How ISO 19030 has been developed

The process towards developing the ISO19030 started when the Environmental NGO Bellona Foundation and Jotun A/S had informal discussions on how to improve energy efficiency within the maritime sector. Bellona Foundation looked for a robust and verifiable way to reduce CO2 emissions, whereas Jotun A/S saw the need for a more transparent approach to verify a myriad of performance claims on hull and propeller maintenance.

A series of workshops held in accordance with Chatham House Rules involved a steadily increasing number of stakeholders and paved the way for a common understanding among performance monitoring companies, measurement manufacturers, ship maintenance system providers, classification societies, shipbuilders and ship-owners and their associations. Bellona Foundation and Jotun subsequently held a side-event at IMO-MEPC meetings and presented the embryo for a reliable and transparent hull and performance standard at several maritime conferences.
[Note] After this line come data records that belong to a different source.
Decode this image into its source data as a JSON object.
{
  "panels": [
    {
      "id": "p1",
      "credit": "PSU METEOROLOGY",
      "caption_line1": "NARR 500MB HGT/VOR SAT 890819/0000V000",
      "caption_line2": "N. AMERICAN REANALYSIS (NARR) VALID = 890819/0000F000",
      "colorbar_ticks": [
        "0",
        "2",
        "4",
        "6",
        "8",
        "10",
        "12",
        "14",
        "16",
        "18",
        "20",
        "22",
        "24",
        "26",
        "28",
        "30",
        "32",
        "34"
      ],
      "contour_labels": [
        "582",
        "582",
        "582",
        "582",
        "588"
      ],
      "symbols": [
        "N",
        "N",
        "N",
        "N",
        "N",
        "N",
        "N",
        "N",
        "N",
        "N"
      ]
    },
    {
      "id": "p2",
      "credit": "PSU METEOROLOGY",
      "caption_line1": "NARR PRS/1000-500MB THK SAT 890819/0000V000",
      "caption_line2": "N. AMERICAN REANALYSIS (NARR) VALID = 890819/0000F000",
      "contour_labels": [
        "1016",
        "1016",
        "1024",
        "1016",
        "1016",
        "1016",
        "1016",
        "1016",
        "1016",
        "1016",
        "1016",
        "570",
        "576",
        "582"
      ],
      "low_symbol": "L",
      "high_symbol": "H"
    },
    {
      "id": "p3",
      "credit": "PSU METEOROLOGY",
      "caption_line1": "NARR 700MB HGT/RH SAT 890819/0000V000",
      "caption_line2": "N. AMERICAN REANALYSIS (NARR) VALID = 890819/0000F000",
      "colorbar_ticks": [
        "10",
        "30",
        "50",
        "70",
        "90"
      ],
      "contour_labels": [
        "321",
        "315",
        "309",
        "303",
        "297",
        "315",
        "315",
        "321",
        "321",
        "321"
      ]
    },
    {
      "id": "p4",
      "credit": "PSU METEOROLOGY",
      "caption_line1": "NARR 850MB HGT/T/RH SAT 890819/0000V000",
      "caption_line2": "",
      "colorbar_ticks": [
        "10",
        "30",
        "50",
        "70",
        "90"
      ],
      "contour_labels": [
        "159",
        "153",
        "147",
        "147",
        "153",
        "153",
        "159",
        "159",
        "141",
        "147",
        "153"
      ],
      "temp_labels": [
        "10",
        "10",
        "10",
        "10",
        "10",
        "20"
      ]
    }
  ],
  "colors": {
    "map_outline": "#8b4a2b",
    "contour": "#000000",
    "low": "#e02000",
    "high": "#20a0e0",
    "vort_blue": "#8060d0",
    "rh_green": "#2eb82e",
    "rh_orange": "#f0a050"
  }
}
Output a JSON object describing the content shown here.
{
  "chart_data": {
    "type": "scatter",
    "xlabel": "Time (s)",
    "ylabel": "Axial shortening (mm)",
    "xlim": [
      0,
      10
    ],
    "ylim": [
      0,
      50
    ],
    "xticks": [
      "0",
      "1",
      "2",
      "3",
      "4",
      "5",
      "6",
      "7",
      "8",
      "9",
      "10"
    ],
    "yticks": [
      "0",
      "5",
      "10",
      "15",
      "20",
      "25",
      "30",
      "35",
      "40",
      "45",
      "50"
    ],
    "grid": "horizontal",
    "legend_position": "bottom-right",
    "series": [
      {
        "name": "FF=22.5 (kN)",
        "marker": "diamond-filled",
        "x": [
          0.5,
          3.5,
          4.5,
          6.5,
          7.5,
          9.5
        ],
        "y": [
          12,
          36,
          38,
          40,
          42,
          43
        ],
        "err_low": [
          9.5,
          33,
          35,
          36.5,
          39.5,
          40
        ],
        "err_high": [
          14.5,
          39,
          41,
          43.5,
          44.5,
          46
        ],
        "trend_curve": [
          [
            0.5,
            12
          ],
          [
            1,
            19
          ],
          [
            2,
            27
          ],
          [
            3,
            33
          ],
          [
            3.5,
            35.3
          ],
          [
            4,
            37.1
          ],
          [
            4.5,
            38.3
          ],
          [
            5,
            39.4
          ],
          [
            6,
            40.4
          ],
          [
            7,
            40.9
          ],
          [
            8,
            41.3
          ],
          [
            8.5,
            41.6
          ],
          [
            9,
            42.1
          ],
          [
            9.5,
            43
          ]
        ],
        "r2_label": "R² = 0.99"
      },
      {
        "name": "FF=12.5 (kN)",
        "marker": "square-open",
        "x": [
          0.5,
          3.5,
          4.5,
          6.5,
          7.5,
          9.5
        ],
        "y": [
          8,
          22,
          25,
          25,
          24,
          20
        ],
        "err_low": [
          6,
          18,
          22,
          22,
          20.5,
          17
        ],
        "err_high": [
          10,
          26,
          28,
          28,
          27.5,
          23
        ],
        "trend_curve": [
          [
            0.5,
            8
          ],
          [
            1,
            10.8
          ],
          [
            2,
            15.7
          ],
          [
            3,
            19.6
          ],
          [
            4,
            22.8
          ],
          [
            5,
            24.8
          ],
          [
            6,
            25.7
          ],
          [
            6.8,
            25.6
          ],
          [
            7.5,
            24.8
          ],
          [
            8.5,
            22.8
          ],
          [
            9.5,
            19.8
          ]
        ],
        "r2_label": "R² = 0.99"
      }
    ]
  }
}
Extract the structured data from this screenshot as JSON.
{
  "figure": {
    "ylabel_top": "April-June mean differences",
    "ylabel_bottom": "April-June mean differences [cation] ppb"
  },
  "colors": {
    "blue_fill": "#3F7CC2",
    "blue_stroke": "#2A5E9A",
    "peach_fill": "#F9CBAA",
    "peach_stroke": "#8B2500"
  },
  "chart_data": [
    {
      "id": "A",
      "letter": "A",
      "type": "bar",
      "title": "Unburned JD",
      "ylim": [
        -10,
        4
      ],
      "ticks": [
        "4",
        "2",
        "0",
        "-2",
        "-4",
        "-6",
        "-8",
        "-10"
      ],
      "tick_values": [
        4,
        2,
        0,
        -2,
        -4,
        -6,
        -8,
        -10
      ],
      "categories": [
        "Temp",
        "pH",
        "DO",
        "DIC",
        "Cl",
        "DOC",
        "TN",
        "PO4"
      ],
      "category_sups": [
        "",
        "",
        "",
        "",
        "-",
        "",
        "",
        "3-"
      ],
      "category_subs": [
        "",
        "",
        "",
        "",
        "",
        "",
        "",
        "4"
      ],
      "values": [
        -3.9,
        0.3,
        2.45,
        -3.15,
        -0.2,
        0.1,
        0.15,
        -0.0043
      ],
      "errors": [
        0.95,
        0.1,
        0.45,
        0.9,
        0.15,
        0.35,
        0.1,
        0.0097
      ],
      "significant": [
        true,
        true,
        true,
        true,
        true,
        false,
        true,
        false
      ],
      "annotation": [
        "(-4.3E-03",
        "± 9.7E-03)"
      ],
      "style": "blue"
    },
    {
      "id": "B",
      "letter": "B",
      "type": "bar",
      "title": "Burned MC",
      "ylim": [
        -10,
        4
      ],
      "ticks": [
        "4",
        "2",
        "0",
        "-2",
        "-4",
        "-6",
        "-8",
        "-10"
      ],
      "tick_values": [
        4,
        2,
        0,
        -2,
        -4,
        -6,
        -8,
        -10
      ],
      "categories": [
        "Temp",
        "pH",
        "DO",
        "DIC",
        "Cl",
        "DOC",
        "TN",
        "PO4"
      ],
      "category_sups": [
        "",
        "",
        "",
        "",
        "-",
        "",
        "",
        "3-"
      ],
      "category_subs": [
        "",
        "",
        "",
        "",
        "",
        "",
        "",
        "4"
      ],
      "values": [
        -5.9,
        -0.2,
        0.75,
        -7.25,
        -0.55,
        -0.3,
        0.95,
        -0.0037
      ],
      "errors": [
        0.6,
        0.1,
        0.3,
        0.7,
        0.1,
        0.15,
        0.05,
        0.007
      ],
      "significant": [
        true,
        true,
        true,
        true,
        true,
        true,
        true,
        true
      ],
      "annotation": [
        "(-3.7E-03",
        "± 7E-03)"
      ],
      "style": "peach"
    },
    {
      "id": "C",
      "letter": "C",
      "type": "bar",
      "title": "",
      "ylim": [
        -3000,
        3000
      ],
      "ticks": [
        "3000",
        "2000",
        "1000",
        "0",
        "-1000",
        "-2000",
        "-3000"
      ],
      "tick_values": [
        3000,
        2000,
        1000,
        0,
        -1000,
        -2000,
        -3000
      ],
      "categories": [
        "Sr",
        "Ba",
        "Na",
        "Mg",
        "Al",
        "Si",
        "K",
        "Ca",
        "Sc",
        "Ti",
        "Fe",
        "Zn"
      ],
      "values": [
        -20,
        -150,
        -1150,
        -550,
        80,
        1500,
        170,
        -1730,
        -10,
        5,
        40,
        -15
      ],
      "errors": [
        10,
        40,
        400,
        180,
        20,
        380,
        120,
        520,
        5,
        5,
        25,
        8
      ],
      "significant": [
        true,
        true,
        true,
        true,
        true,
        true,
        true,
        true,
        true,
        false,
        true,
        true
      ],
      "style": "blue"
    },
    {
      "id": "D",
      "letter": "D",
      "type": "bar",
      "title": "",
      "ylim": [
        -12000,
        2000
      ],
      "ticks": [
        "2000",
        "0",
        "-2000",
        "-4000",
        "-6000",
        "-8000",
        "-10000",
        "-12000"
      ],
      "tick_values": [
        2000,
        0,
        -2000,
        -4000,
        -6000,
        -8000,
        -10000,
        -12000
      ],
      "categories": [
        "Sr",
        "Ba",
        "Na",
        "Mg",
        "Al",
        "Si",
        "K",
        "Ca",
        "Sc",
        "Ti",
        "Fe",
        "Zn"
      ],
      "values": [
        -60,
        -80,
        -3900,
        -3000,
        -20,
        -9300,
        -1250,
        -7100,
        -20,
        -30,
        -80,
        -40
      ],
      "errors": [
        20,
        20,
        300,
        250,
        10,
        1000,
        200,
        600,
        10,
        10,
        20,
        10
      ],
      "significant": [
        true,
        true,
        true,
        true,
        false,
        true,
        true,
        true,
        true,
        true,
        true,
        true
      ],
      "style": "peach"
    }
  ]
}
Work on the ISO-Standard was initiated in June 2013 when Working Group 7 under SC2 TC8 was formed. Svend Søyland from Nordic Energy Research serves as the Convener of the working group and Geir Axel Oftedahl from Jotun has the role as Project Manager. A series of Working Group meetings were held; Oslo (June 2013), Tokyo (November 2013), Hamburg (July 2014), Pusan (November 2014), San Ramon (February 2015) and Copenhagen (September 2015). More than 50 experts and observers, representing ship owners, shipping associations, new build yards, coatings manufacturers, performance monitoring companies, academic institutions, class societies and NGOS participated in the ISO working group that reached consensus on ISO 19030 standard (Ziarati et al, MariFuture, Development Papers, 2018-2019).